All information is transferred over the 'net by pirates1.
When you send your data somewhere, what *really* happens is that one of your pirates picks up that data, works out where he's going and strides purposefully off down the information superhighway.
Normal pirates are fit and strong. They can walk nearly any distance. Occasionally, though, you'll send them to somewhere that just doesn't exist. Then they may realise they can't get any closer, in which case they'll just curl up and die2.
Or they might end up walking in circles again and again, never actually getting any further, until they collapse through exhaustion and die3.
Normally you'll just send your pirates out and if they don't make it to the far end that's just too bad.
Sometimes though, you really want to know whether your pirate made it, or if he didn't, how far did he get.
For this you need a more sophisticated way of sending information - Pirates-with-Parrots4. You put a highly trained Norwegian Homing Parrot5 on the shoulder of your pirate. It's not dead, just sleepin', so when your pirate dies his parrot wakes up, takes a look around, works out where he is and flies back home to you. Then the parrot tells you how far your pirate got, and where he was when he died.
You save up all, your old, weak, feeble pirates for use with the traceroute command.
Traceroute starts off with the most feeble of feeble pirates.
You tell them to go to the remote system you're trying to traceroute. Your pirate works out where he needs to go, heads boldly off in the right direction, and promptly drops dead after having taken one step.
His parrot then flies home and tells you the name of the system one step in that direction.

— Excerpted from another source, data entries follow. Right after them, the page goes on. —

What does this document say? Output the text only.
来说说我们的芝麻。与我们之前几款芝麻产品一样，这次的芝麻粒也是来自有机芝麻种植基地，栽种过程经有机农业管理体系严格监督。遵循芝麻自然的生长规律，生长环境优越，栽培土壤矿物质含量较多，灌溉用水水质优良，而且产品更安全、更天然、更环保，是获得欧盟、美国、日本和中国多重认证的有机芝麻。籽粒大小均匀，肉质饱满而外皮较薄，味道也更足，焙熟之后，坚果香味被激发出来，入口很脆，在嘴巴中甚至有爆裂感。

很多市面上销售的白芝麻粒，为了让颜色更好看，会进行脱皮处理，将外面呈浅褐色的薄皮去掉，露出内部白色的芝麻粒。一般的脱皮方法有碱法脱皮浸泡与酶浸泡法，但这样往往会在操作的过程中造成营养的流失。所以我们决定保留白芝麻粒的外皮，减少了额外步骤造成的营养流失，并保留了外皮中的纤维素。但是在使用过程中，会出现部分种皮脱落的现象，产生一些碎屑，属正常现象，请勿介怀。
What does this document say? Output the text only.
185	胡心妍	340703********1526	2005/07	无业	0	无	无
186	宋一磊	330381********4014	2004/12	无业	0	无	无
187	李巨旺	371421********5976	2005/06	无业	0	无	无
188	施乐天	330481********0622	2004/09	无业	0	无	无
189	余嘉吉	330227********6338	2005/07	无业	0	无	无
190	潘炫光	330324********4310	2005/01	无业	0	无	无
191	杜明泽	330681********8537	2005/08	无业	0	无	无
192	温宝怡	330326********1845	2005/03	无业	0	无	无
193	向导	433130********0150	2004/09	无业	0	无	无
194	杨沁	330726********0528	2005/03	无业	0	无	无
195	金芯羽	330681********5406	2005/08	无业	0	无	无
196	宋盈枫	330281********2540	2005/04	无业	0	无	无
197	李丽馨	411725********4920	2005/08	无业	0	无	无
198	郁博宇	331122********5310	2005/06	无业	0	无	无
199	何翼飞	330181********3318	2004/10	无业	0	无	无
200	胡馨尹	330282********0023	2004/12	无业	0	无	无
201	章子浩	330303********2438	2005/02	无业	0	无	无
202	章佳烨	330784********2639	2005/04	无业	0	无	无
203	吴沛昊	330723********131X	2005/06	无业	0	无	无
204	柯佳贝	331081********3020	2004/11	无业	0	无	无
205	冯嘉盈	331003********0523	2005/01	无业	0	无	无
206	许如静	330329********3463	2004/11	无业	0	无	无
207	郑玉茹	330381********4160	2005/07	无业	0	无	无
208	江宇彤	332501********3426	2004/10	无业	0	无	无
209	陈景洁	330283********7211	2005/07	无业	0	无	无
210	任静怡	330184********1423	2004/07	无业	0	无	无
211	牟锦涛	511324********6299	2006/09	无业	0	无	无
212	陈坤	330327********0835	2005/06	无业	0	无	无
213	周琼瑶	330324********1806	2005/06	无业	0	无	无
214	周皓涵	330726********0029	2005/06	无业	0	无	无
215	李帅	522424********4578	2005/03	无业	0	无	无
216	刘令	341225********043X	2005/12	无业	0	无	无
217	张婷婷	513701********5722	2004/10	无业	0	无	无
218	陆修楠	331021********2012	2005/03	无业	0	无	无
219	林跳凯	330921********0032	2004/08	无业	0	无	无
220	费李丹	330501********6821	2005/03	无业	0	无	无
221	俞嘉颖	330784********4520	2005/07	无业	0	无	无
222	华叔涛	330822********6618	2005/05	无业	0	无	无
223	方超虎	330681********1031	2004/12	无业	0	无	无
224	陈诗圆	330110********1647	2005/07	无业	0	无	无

Next you pick out a stronger pirate and try the same thing. He works out where he's going, finds the same route as the first pirate, heads boldly off and drops dead after two steps. Again, his parrot wakes up, flies home and tells you the name of the system two steps away.
You keep doing this with progressively stronger pirates and plot the sequence of hosts you go through to get to the far end.
(In practice you send three pirates on each step, rather than one, 'cos some get lost sometimes. And you measure the time it takes for the pirate to get there and the parrot to get back to measure how treacherous the route is in that direction).
If someone wants to prevent you tracerouting into an area they could do one of two things. One would be to catch any incoming pirates and feed them to the crocodile7, but that would mean they couldn't use pirates for useful purposes. So instead they'll usually surround their demesne with teams of crack parrot hunters.
One of your feeble pirates-with-parrots will die just outside their demesne, and you'll receive his parrot back. Your next, slightly stronger pirate-with-a-parrot will take one step further, inside the ring of hunters. He'll die, of exhaustion, just as you expected him to.
His parrot will wake up, work out where he is and start heading for home.
There's a hail of lead and nothing left of poor polly but a small cloud of green feathers, gently fluttering to earth.
Each pirate-with-a-parrot you send after this will get further and further towards his destination, but every returning parrot will be turned into polly-puree so you won't know how far he gets.
That, gentle readers, is why you can't traceroute into the more technically savvy, spam-friendly providers8.
Ping also uses a Pirate-with-Parrot protocol, so if you can't traceroute there you can't ping there either.
Apart from ping and traceroute no user level protocol uses parrots, so just because you can't ping or traceroute a host doesn't mean other protocols won't work.